The Project includes four main components: the prioritization of crop wild relatives based on gap analysis, the collection of CWR in the field, CWR conservation in genebanks, and the use of CWR in pre-breeding efforts to prepare them for use by crop breeders.
The first phase of the Project focused on the development of a global CWR inventory, an occurrence dataset, and gap analyses detailing where CWR species have not been collected before. This initial research step helped to identify and prioritize which CWR to collect and where, based on a global dataset of past collections, expert evaluations, and information on ease of use in breeding for each species according to the Harlan and de Wet (1971) genepool concept.[i] The CWR inventory covered approximately 193 crop genepools, while gap analyses were carried out for 81 genepools. The Project team identified and prioritized the closest CWR taxa of the 29 focal crops for collection, and these taxa were used to identify key countries for collecting.
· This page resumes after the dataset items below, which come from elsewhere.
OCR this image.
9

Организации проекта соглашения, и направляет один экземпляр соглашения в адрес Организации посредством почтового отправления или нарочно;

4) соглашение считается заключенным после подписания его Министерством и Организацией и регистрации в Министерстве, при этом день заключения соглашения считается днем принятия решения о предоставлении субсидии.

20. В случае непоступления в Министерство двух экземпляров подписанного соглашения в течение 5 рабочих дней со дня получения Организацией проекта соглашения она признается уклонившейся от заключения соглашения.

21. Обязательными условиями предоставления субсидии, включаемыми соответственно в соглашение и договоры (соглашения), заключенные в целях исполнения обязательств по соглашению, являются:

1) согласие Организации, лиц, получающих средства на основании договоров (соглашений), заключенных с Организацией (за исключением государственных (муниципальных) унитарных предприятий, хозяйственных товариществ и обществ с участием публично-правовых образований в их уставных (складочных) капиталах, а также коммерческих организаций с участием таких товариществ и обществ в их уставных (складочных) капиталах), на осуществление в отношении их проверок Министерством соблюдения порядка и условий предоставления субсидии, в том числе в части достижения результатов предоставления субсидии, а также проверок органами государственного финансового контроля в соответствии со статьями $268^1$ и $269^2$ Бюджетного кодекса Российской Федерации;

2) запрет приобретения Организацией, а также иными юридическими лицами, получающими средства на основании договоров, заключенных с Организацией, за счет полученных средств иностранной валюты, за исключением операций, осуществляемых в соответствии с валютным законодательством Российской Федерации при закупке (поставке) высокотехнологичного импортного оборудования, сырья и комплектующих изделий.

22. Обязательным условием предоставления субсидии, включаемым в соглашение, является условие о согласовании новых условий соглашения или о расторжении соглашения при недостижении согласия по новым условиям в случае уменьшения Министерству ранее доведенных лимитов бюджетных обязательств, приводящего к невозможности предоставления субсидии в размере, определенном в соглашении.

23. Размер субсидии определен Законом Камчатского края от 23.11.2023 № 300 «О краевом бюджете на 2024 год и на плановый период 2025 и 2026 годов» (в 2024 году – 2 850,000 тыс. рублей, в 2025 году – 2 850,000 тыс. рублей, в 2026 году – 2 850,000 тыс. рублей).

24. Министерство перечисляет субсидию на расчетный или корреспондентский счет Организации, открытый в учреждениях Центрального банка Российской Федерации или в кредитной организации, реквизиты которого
CWR have to be collected from the wild before they can be used in breeding. Collecting is a time-consuming process that requires planning as well as perseverance and determination in the field. In this Project, national partners organize collecting of priority CWR in their country. For example, collecting in Georgia takes place as a collaborative effort between the National Botanical Garden of Georgia and the Institute of Botany of Ilia State University. Prior to collecting, permits have to be obtained, and localities of populations identified. Once found, collectors may need to visit the site several times to ensure that enough plants are flowering and the seeds are of high enough quality for collection.
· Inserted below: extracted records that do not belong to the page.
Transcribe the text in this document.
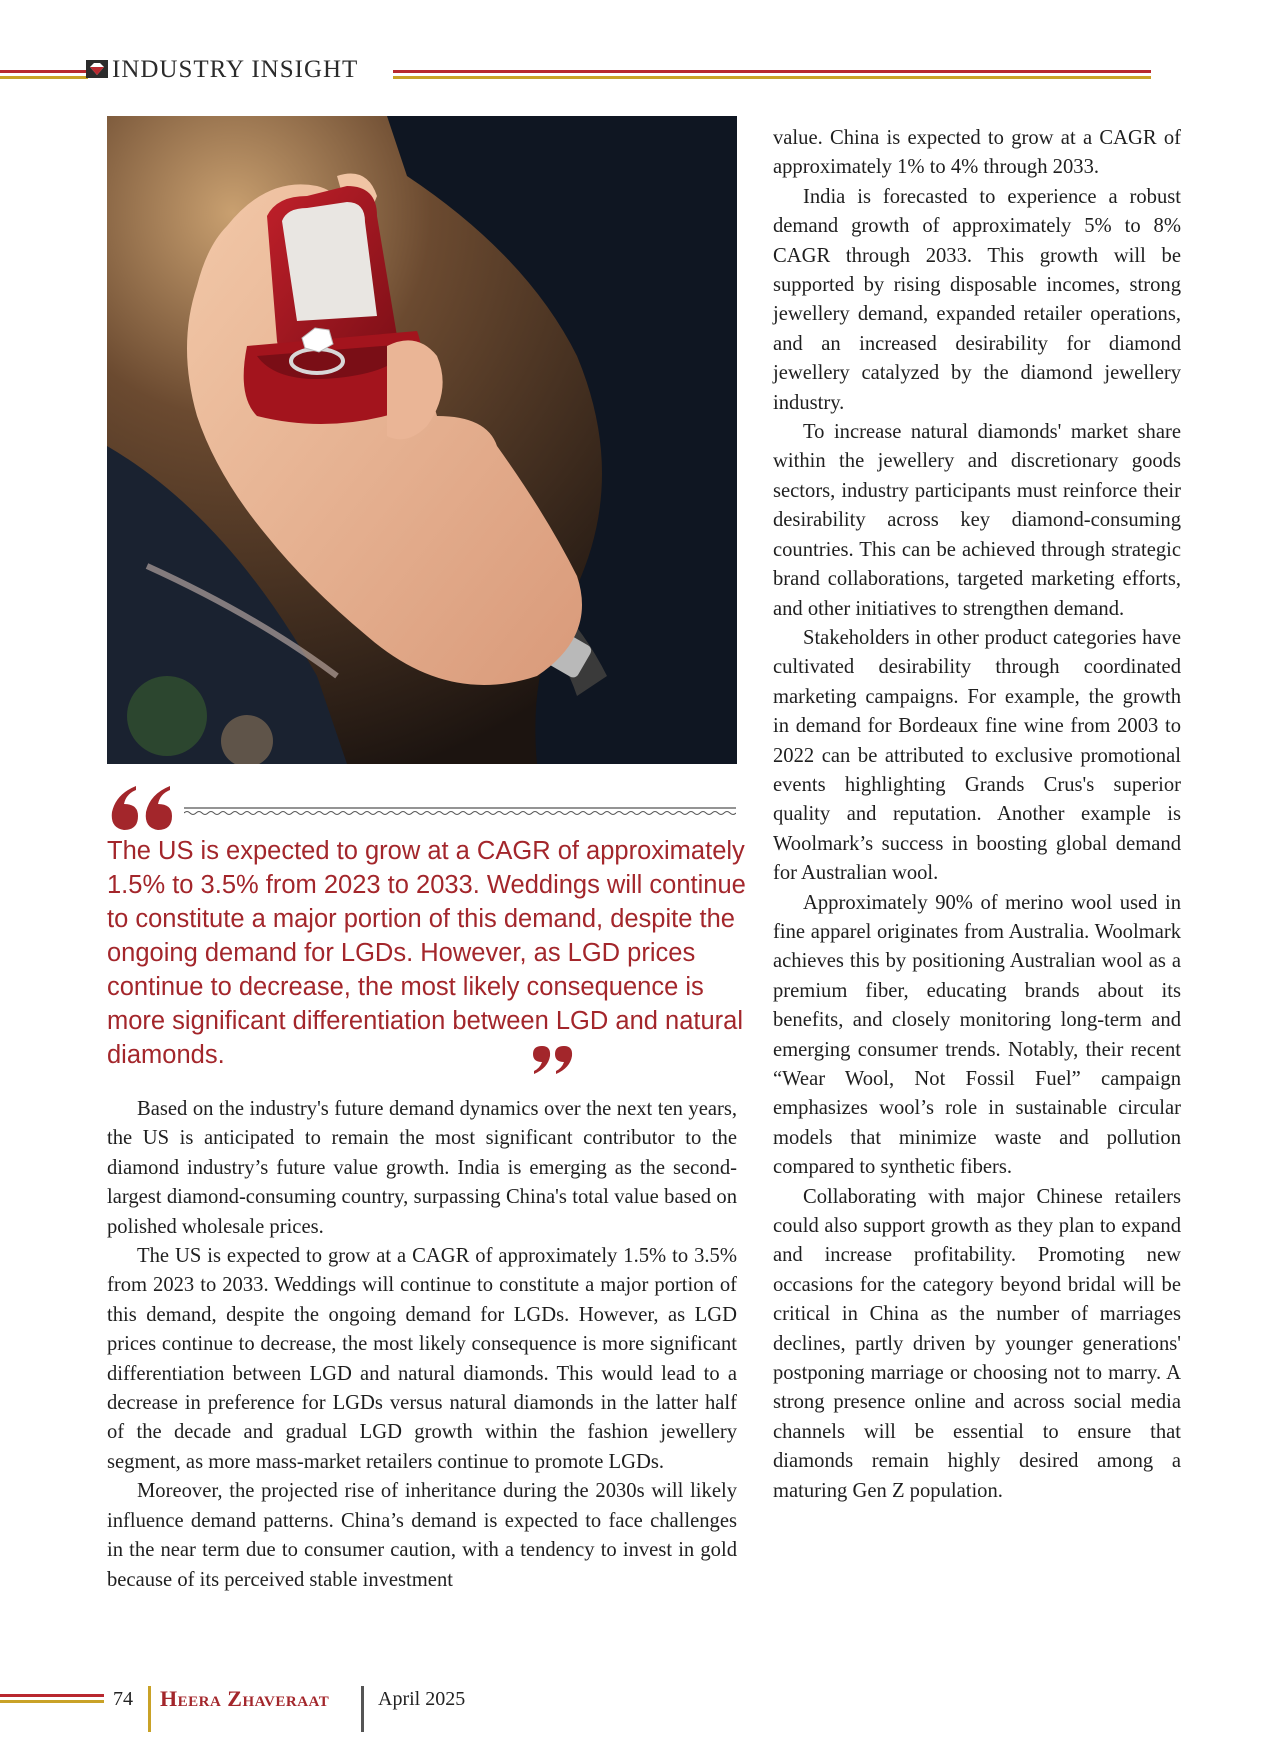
INDUSTRY INSIGHT

The US is expected to grow at a CAGR of approximately 1.5% to 3.5% from 2023 to 2033. Weddings will continue to constitute a major portion of this demand, despite the ongoing demand for LGDs. However, as LGD prices continue to decrease, the most likely consequence is more significant differentiation between LGD and natural diamonds.

Based on the industry's future demand dynamics over the next ten years, the US is anticipated to remain the most significant contributor to the diamond industry’s future value growth. India is emerging as the second-largest diamond-consuming country, surpassing China's total value based on polished wholesale prices.

The US is expected to grow at a CAGR of approximately 1.5% to 3.5% from 2023 to 2033. Weddings will continue to constitute a major portion of this demand, despite the ongoing demand for LGDs. However, as LGD prices continue to decrease, the most likely consequence is more significant differentiation between LGD and natural diamonds. This would lead to a decrease in preference for LGDs versus natural diamonds in the latter half of the decade and gradual LGD growth within the fashion jewellery segment, as more mass-market retailers continue to promote LGDs.

Moreover, the projected rise of inheritance during the 2030s will likely influence demand patterns. China’s demand is expected to face challenges in the near term due to consumer caution, with a tendency to invest in gold because of its perceived stable investment

value. China is expected to grow at a CAGR of approximately 1% to 4% through 2033.

India is forecasted to experience a robust demand growth of approximately 5% to 8% CAGR through 2033. This growth will be supported by rising disposable incomes, strong jewellery demand, expanded retailer operations, and an increased desirability for diamond jewellery catalyzed by the diamond jewellery industry.

To increase natural diamonds' market share within the jewellery and discretionary goods sectors, industry participants must reinforce their desirability across key diamond-consuming countries. This can be achieved through strategic brand collaborations, targeted marketing efforts, and other initiatives to strengthen demand.

Stakeholders in other product categories have cultivated desirability through coordinated marketing campaigns. For example, the growth in demand for Bordeaux fine wine from 2003 to 2022 can be attributed to exclusive promotional events highlighting Grands Crus's superior quality and reputation. Another example is Woolmark’s success in boosting global demand for Australian wool.

Approximately 90% of merino wool used in fine apparel originates from Australia. Woolmark achieves this by positioning Australian wool as a premium fiber, educating brands about its benefits, and closely monitoring long-term and emerging consumer trends. Notably, their recent “Wear Wool, Not Fossil Fuel” campaign emphasizes wool’s role in sustainable circular models that minimize waste and pollution compared to synthetic fibers.

Collaborating with major Chinese retailers could also support growth as they plan to expand and increase profitability. Promoting new occasions for the category beyond bridal will be critical in China as the number of marriages declines, partly driven by younger generations' postponing marriage or choosing not to marry. A strong presence online and across social media channels will be essential to ensure that diamonds remain highly desired among a maturing Gen Z population.

74 Heera Zhaveraat April 2025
Once crop wild relatives have been collected, conserving them properly in ex situ collections is essential to ensure their continued availability for breeding and to safeguard their genetic diversity from extinction in the field. All crop wild relatives collected as part of this project will be conserved in the national collections of the country of origin, the Millennium Seed Bank, the appropriate CGIAR international collection, and the Svalbard Global Seed Vault. In genebanks, CWR seeds are stored for the long-term at -20° C. They can be requested for use in breeding and research.
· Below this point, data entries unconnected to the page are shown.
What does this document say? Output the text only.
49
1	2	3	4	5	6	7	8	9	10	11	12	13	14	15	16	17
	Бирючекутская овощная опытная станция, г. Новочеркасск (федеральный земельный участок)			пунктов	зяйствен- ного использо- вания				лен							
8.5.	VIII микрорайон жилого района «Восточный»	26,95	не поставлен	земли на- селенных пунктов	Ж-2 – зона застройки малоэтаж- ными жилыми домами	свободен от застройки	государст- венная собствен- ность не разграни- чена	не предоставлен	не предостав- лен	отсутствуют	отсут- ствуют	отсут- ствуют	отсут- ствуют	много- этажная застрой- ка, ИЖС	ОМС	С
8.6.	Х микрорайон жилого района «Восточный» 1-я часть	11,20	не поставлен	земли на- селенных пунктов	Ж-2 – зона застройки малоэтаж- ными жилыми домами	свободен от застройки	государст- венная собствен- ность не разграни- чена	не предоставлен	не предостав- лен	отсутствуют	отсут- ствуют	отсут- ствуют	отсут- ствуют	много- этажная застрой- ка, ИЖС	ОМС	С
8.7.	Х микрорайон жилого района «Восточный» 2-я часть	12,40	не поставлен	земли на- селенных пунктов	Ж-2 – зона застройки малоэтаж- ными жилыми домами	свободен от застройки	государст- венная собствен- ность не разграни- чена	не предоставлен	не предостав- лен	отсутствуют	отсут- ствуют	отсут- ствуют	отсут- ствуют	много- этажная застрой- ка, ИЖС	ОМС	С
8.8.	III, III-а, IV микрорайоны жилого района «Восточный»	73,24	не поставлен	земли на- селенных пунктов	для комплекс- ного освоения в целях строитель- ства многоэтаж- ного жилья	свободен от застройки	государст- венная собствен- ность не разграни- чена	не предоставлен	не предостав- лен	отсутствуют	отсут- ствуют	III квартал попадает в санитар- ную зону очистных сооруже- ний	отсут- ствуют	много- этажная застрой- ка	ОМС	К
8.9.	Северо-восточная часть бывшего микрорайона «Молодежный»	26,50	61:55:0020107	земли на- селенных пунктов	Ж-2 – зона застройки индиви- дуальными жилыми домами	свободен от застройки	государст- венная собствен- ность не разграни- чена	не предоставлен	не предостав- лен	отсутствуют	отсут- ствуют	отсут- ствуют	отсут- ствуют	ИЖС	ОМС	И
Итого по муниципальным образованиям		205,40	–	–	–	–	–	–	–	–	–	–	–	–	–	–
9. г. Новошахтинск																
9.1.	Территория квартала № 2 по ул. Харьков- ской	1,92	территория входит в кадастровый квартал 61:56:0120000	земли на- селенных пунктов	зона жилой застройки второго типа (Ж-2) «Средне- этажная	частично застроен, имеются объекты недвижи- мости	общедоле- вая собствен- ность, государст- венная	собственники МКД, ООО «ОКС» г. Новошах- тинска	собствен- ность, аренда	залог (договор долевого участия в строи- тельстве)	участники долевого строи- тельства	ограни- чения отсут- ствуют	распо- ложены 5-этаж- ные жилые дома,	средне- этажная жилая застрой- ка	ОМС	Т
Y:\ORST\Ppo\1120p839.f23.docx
Using crop wild relatives in crop improvement is a long and laborious process that is typically much more difficult than using cultivated crop varieties. Many plant breeders avoid the use of crop wild relatives for this reason. The first step is using CWR in crop improvement is pre-breeding, an essential component of the Project consisting of a wide range of activities that aim to isolate desired genetic traits (e.g., disease resistance) and introduce them into breeding lines that are more readily crossable with modern, elite varieties. Early on, the Project launched two pilot pre-breeding studies: one for rice in collaboration with the International Rice Research Institute and Cornell University, and one for sunflower in collaboration with the University of British Columbia. Since then, a number of other pre-breeding projects have started, and are expected to eventually cover some 20 crops in all.